An example script might look like this:

@tasks_raw =
    EXTRACT AccountId string,
            Id string,            
            OwnerId string,            
            Status string,
            Subject string,
	     ....
	     .... More Fields ....,
	     ....
            WhatCount int?,
            WhatId string,
            WhoCount int?,
            WhoId string
    FROM "/RawData/Salesforce/Task/2016/01/25/Task.csv"
    USING Extractors.Csv();



@tasks_subset =
    SELECT AccountId,
           ActivityDate,          
           CreatedById,
           CreatedDate,
           Id,           
           OwnerId,
           Status
    FROM @tasks_raw;



OUTPUT @tasks_subset
TO "/Subset/Salesforce/Task/2016/01/25/Task.csv"
USING Outputters.Csv();

The first step is to impose a schema on top of the current file by using the “Extract” syntax, there by storing that into a variable. Then from the newly created variable I can select only a subset of columns which I need for later processing to store. The common problem I have run into is with the Extract portion of this script. I have frequently received the Unexpected Number of Columns error as seen in the screen shot below.

image

Solution

The most common cause of this error, especially when the input file is a CSV, is a “comma” in one of the data cells. After I completed all possible sanitization of the data before writing it to ADLS using the .net SDK I still received this error.

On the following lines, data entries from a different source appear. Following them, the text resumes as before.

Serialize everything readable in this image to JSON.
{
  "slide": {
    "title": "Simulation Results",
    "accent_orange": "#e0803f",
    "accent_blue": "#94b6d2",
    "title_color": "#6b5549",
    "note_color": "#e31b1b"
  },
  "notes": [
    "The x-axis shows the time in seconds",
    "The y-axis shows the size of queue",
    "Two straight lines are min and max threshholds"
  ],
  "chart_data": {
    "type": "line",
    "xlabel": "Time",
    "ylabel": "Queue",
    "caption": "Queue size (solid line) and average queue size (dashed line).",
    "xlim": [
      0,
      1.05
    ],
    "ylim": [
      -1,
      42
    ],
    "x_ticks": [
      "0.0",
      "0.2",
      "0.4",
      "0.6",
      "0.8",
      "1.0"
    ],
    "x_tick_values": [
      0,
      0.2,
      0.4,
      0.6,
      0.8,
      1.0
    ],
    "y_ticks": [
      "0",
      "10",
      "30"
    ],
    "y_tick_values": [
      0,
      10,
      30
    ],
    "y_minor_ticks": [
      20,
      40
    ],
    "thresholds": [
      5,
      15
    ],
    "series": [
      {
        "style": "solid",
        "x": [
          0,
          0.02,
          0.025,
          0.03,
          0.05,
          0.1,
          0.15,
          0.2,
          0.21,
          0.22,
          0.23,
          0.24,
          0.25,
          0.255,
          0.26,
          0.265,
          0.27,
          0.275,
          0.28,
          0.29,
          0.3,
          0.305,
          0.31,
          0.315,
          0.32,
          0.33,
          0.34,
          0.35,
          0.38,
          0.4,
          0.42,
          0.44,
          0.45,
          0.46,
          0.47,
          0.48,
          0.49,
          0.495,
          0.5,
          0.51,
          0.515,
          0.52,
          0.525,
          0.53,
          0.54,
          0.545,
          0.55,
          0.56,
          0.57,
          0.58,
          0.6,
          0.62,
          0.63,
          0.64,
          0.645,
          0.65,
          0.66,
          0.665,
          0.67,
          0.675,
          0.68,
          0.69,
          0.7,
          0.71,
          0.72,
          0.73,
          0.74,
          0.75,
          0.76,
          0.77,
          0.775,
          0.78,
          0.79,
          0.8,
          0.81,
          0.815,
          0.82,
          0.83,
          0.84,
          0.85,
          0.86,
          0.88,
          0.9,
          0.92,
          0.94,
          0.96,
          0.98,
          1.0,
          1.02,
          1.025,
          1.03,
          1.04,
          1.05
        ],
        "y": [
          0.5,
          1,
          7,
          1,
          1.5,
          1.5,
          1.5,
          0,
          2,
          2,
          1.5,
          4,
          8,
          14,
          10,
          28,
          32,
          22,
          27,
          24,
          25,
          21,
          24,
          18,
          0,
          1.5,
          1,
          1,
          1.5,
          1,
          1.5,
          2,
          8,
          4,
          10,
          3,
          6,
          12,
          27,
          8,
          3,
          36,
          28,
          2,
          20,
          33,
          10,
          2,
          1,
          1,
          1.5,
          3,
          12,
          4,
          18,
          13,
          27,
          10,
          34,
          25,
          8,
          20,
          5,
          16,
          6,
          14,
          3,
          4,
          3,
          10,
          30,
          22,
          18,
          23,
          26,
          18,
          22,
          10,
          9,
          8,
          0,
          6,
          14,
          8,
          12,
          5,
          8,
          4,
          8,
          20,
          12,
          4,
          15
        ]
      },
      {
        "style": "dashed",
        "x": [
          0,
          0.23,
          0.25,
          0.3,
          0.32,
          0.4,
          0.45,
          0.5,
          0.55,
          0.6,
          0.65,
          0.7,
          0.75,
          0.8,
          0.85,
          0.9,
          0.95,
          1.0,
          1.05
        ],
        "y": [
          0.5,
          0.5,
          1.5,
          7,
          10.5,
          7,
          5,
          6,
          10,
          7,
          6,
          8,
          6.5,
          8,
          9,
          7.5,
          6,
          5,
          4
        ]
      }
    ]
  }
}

I began a dialog with the Azure Data Lake team, who informed me that using the ADLS .net SDK to create and append data to a file in ADLS could be causing a column alignment issue. If you are using the .net SDK to create a file and then append data to it, be aware there is a 4 MB limit on the request. This means that if you send a request with N number of rows and that batch is over 4 MB, the request will terminate in the middle of the record and not in a record boundary delimiter. The solution here is simple, I needed to add some logic to batch the rows to be stored in 4 MB or less chunks, ensuring that the final row would end on a record boundary.

Some sample code would look like this:

public void StoreData(string path, List rows, bool append)
{
	var buffer = new MemoryStream();
	var sw = new StreamWriter(buffer);

	foreach (var row in rows)
	{
		if (buffer.Length + Encoding.UTF8.GetByteCount(row) > FOURMB)
		{
			buffer.Position = 0;
			if (append)
			{
				execute_append(path, buffer);
			}
			else
			{
				execute_create(path, buffer);
				append = true;
			}

			buffer = new MemoryStream();
			sw = new StreamWriter(buffer);
		}
		sw.Write(row);
		sw.Flush();
	}

	if (buffer.Length <= 0) return;

	buffer.Position = 0;
	if (append)
	{
		execute_append(path, buffer);
	}
	else
	{
		execute_create(path, buffer);
	}	

}


private AzureOperationResponse execute_create(string path, MemoryStream ms)
{
	var beginCreateResponse = inner_client.FileSystem.BeginCreate(path, DataLakeAppConfig.DataLakeAccountName, new FileCreateParameters());
	var createResponse = inner_client.FileSystem.Create(beginCreateResponse.Location, ms);
	return createResponse;
}

private AzureOperationResponse execute_append(string path, MemoryStream ms)
{

	var beginAppendResponse = inner_client.FileSystem.BeginAppend(path, DataLakeAppConfig.DataLakeAccountName, null);
	var appendResponse = inner_client.FileSystem.Append(beginAppendResponse.Location, ms);
	return appendResponse;
}


Conclusion

While working with any type of delimited file you no doubt have run into this unexpected number of columns error. This problem is exacerbated by the fact that you may have hundreds of columns in the file which makes it very difficult to track down. If you are using the ADLS SDK to store files in the data lake and you feel you have thoroughly gone through all other possible solutions, give this a shot. Either way it might be worth changing your storing pattern to avoid this problem on a future data file.